The woman didn’t respond. Jen continued, trying her best to keep up with the woman.

“Well, it’s actually short for Virginia, but ‘Jen’ is so much cuter, don’t you think? For a while, I actually tried to go by J.K. in middle school, because my middle name is Kayla and I thought it’d be cool or whatever, but it didn’t really stick. People kept calling me ‘just kidding’ and asking if I wrote Harry Potter.”

The woman was silent.

“You’re a woman of few words, aren’t you?”

“When I want to be. My father always told me it was best not to talk unless you can improve upon the silence,” said the woman. “You should really take his advice to heart, because in the few seconds I’ve known you, absolutely nothing you’ve said has been preferable to silence.”

Oh. Ouch.

“Your dad said that? I thought that was like, a famous quote or something. Wait, is your dad famous?”

“No.” The woman looked annoyed. “He was not.”

Jen knew she was babbling, but the woman made her nervous. Her cool disapproval reminded Jen of a mean Spanish teacher she’d had in middle school. If that Spanish teacher had also been a badass action movie heroine, that is. Now, there was a strange mental image.

“Sorry,” said Jen. “Some people tell me I talk too much.”

“Maybe you should consider listening to them.”

Wow, this lady was pretty mean. Jen guessed she shouldn’t have been surprised after seeing how the woman had treated the monster, but still.

“So,” said Jen. “That was really awesome how you fought that monster back there. It was like something out of like, a show, or a video game. You saved my life!”

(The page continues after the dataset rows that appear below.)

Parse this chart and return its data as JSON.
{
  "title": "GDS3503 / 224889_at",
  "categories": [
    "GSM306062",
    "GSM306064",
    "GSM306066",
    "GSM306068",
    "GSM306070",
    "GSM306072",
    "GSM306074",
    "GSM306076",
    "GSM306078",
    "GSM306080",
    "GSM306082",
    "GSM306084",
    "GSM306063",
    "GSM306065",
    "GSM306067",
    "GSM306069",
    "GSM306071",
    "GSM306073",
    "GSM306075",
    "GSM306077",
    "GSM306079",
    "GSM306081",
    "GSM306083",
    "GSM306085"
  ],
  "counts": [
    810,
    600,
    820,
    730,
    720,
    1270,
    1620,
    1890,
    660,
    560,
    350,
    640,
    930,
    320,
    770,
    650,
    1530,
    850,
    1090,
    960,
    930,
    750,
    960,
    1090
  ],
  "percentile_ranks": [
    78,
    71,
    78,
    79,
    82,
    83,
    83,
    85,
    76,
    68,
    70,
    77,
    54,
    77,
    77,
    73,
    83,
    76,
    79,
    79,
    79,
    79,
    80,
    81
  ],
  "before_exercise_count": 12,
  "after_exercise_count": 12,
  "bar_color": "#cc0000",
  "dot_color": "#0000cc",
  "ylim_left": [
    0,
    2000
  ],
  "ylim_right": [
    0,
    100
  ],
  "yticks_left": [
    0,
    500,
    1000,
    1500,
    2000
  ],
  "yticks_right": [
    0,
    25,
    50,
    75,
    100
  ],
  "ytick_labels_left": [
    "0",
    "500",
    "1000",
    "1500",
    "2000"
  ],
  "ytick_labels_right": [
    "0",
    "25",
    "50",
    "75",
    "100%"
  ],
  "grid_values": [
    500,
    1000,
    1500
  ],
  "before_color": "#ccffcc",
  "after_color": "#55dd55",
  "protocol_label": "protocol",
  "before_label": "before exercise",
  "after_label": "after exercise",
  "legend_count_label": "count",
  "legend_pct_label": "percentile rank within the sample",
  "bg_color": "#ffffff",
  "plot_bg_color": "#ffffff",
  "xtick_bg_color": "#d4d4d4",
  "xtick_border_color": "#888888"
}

The woman turned to Jen, looked her up and down, and frowned.

“I did not intend to do that.”

“Um, okay, well, you still did,” said Jen, “and it was really cool! The way you fought him off with those axes and then tipped him over! How did you learn cool fighting moves like that?”

“With a combination of exceptional natural gifts and rigorous discipline,” said the woman. “It also helps to have someone worth fighting for.”

“Ooh, who’s that?” said Jen.

“Who is what?”

“Your ‘someone worth fighting for,” said Jen. “Is it like, your boyfriend or something?”

“Where I come from, children know better than to pester adults with nosy questions,” said the woman. “And no, it is not ‘my boyfriend’. I’m not one of your little high school friends.”

Child? High school? Was this lady serious?

“Um, I actually start my second year of college in the fall.”

The woman scoffed.

“I worry about the state of higher education.”

“I’m just gonna ignore that little remark and get straight to the point,” said Jen. “I was hoping you could help me. I came here with some people and we got separated. Can you help me find them?”

The woman turned to Jen, studying her intently for a few seconds with a scrutinizing glare that made her want to hide behind something. Then, the woman spoke.

“Fine.”

“Okay?” said Jen. “Thank… you?”

“The sooner we find them, the sooner I don’t have to tolerate your company anymore,” said the woman. “Follow me.”

“I’m kinda already following you, but okay,” said Jen.

“I guess since I’m going to be enduring your presence a little longer, you should know what to call me,” said the woman. “My name is Mrs. Sharma.”